Notation. Λ, Γ and Δ denote rings, which need not be commutative, but which possess identity elements. Z denotes the ring of integers.

Bimodules

In Chapter 2 we established enough of the elementary properties of A ⊗ΛG and HomΛ (B, C) to enable us to proceed, for a considerable distance, with the general theory. However, when dealing with special problems, we shall require certain additional results, and it is these which will now be considered. The kind of situation envisaged is that in which we wish to assert that two apparently different constructions with modules lead to the same result. These situations normally arise only when we have to deal with comparatively elaborate operations with modules; and usually, before such an operation can be carried out, one at least of the modules concerned has to have a double structure. For example, in order to be able to form A ⊗Λ(B ⊗ΓC) we require that B ⊗ΓC should be a left Λ-module. If either B or C is a Λ-module, in addition to being a Γ-module, then we can hope to transfer this property to B ⊗γC, but clearly something of this kind is needed.

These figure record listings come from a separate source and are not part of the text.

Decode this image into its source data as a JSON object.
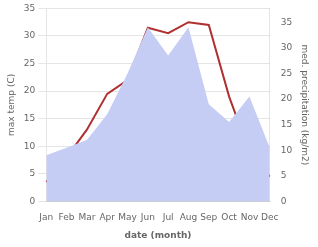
{
  "chart_data": {
    "type": "line",
    "xlabel": "date (month)",
    "ylabel": "max temp (C)",
    "y2label": "med. precipitation (kg/m2)",
    "categories": [
      "Jan",
      "Feb",
      "Mar",
      "Apr",
      "May",
      "Jun",
      "Jul",
      "Aug",
      "Sep",
      "Oct",
      "Nov",
      "Dec"
    ],
    "series": [
      {
        "type": "area",
        "color": "#c5cdf5",
        "axis": "y2",
        "values": [
          9.0,
          10.5,
          12.0,
          17.0,
          25.0,
          34.0,
          28.5,
          34.0,
          19.0,
          15.5,
          20.5,
          10.5
        ]
      },
      {
        "type": "line",
        "color": "#b03030",
        "values": [
          3.5,
          8.0,
          13.0,
          19.5,
          22.0,
          31.5,
          30.5,
          32.5,
          32.0,
          19.0,
          9.0,
          4.5
        ]
      }
    ],
    "ylim": [
      0,
      35
    ],
    "yticks": [
      0,
      5,
      10,
      15,
      20,
      25,
      30,
      35
    ],
    "y2lim": [
      0,
      37.7
    ],
    "y2ticks": [
      0,
      5,
      10,
      15,
      20,
      25,
      30,
      35
    ],
    "grid": true
  }
}
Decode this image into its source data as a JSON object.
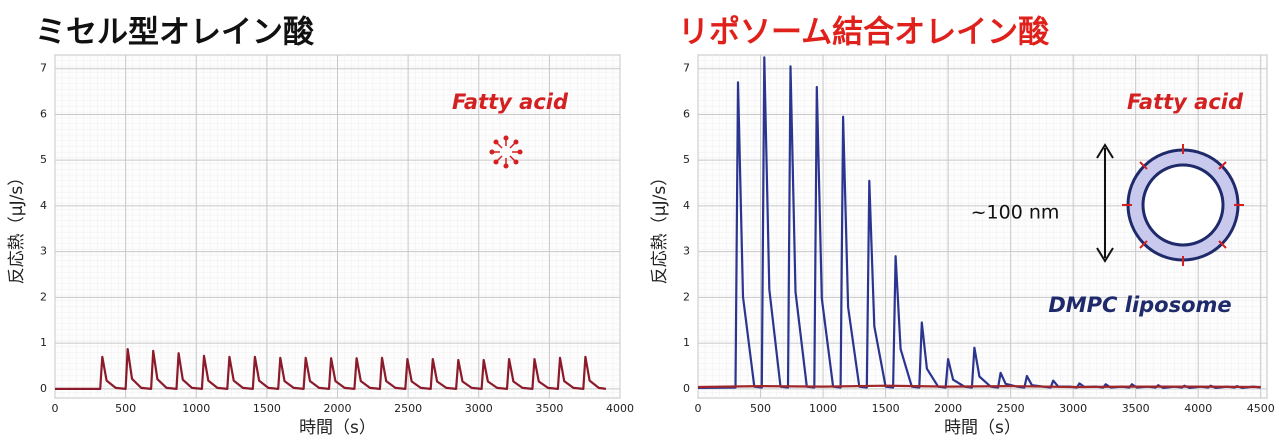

In this way we come to the consideration of objects which are modules with respect to each of a pair of rings. Roughly speaking, this is what we understand by a bimodule the precise definition being as follows:

Definition. If an additive group M is both a Λ-module and a Γ-module, and if, whenever λ belongs to Λ and γ to Γ, multiplication (of elements of M) by λ commutes with multiplication by γ, then M is said to be a bimodule or, more explicitly, a (Λ, Γ)-module.